The current compliance environment relies heavily on different policies and standards, resulting in policy execution requiring many FTEs, paperwork, and manual risk control. Because of a reliance on strong public-key infrastructure, tiCrypt's security foundation achieves compliance through automatic isolation and enforcement. tiCrypt allows universities and research institutions to take implicit control of the practical aspect of security.
Benefits of the tiCrypt approach to all aspects of your organization
- University & Research Institution: tiCrypt is a battle-tested in daily use by R1 Universities, Medical Centers, and National Labs. Deploying tiCrypt has allowed universities to increase research expenditure and climb national research rankings. Unlock research ranking and expenditure growth opportunities through compliance.
- CIO/CISO/CSO: Strong security is at the core of tiCrypt implementation. tiCrypt never compromises data security.
- Research Computing: tiCrypt is easy to deploy and manage on existing or new hardware without requiring teams of FTE support.
- Office of Research & Compliance: tiCrypt has built-in audit reporting, simplifying workflows through automated auditing reports and system monitoring. tiCrypt reduces paperwork for NIST 800-171, CMMC 2.0, and ITAR reporting. A comprehensive System Security Plan (SSP) provided by Tera Insights allows for umbrella compliance and easy expansion of the security envelope.
- Researchers: tiCrypt allows researchers to bring existing workflows into tiCrypt's secure Linux and Windows VMs. Researchers are in control of access and data workflows, meaning no waiting for system admins to move data or grant permissions on the VM.
Why is compliance hard?
There are competing and evolving standards issued by various funding agencies built around the idea of ensuring data security. There is not a 100% resilient process/tactic prescribed to meet the set of requirements, which can sometimes be quite non-uniform.
The creation of a compliant system requires quite a niche expertise. It brings with itself tons of associated risk- related to how the hardware and software are at play, and relying on vendors for different bits and pieces while ensuring their compatibility with others becomes a challenge.

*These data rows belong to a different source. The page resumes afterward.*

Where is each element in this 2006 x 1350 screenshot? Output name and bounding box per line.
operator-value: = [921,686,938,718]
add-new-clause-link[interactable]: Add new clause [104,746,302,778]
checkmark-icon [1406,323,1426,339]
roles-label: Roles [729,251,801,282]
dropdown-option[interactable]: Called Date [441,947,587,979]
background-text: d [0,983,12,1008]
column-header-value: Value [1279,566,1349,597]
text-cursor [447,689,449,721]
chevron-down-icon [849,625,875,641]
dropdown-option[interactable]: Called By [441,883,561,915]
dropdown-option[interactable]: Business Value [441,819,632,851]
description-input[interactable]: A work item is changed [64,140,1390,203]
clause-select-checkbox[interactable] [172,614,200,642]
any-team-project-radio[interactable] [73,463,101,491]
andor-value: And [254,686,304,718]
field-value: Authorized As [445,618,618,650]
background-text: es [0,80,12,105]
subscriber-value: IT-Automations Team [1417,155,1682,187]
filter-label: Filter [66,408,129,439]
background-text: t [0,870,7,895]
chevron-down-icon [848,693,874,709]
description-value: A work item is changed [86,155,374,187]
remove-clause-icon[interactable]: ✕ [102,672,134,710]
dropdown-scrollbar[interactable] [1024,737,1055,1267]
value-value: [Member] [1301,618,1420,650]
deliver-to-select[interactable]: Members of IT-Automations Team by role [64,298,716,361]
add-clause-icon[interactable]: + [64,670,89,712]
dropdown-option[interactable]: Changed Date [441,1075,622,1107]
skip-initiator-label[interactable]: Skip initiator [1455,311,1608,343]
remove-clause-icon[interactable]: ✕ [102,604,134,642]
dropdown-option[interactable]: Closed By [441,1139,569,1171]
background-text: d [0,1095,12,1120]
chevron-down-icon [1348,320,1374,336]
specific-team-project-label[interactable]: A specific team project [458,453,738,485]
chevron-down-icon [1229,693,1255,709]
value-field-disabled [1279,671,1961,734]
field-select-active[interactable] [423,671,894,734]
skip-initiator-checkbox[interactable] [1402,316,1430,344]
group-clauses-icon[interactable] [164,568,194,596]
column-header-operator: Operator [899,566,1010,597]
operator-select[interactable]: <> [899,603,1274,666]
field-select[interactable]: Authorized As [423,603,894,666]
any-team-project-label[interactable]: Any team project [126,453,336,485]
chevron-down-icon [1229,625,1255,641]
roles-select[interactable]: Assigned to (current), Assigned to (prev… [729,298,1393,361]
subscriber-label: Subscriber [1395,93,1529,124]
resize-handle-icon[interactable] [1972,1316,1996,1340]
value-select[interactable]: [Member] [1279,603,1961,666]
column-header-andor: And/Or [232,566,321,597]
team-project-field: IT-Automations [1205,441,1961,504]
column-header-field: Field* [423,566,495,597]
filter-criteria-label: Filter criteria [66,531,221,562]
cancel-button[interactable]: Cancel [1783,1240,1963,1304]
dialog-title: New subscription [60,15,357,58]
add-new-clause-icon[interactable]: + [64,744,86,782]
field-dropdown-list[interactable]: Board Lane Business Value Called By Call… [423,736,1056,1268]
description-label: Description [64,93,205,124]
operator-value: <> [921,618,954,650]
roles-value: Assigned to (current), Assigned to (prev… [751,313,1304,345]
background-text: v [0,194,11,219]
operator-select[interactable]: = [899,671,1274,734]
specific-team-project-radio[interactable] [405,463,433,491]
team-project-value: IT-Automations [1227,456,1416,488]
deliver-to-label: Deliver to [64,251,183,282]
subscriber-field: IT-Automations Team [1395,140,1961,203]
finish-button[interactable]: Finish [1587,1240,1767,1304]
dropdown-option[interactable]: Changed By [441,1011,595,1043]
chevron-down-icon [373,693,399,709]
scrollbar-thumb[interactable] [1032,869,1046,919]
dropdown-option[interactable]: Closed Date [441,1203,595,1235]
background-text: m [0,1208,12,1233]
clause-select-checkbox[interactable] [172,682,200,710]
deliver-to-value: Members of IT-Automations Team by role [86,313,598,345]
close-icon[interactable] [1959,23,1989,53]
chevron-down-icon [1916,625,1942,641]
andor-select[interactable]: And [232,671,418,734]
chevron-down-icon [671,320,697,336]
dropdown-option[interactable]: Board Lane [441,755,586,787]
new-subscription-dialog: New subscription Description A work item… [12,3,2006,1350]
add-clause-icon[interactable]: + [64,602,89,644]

How compliance affects the research?
A short outline of a couple of scenarios where the compliance dictates the course of action:
- Data use agreement (DUA) enforced from an external organization against Institutional Review Board (IRB) agreement dictates that data needs to be stored in a secure environment to meet the updated NIST 800-171 compliance regulations. This would mean encryption required at rest and transit.
- Ad-hoc and group sharing capabilities required for a research project would again need a secure environment.
- Access and Identity management controls are often required to be in place for restricted project files access.
- This all needs to work in tandem with a true to source audit capability which speaks to the true action taken in the past and is immutable in nature.
- Secure complex processing and sharing on VM level while having the ability to use the softwares the researcher wants to.
3 Pillars of a Compliant Solution
- Security should be the major point of concern here and not an afterthought. The architecture design should be around security, not just a component of it.
- Security components aiming the perimeter are not enough: Firewalls, VPN, Intrusion detection mechanisms as they still pose an insider risk, and leave the resources exposed internally.
- Building "Security Bubbles" would ensure proper isolation and establishing a no-trust environment.
- Solution should be comprehensive and not a "patch" per se. e.g. iDMZ and eDMZ solve a part of the problem, but leave security holes at many levels.
Mechanism vs Policy
- Policy tells doesn't govern - it instructs people what to do. This would result in manual enforcement at every level- hence requiring tons of non-automated effort here.
- Policing bad behavior becomes a cakewalk once mechanisms enforce the conduct.
Auditing and Reporting
- Audit everything.
- Auditing should be aimed directly at compliance
- Auditing should be the slate from which all the actions can be verified while ensuring no data leakage- setting a detailed audit trail for future reference.
- Audit logs should never be discarded.
tiCrypt's capability at a glance
tiCrypt is designed to enable research for many secure, isolated projects, while keeping the confidentiality, integrity, and availability of information protected at the appropriate level iterated in the compliance documents. Configuration security also segregates project information to prevent unauthorized disclosure or sharing of information.
tiCrypt provides a secure and NIST 800-171 and 800-53 Moderate compliant computing environment; is self-contained and is rigorously controlled. Data is encrypted at rest and in transit and is processed inside isolated Secure Virtual Machines (SVM). Data stored within tiCrypt is isolated from the end-user computing devices using the tiCrypt client, which provides remote desktop access to interact with Secure Virtual Machines. This facilitates security protections when storing, transmitting, processing, and using controlled unclassified information in non-federal information systems.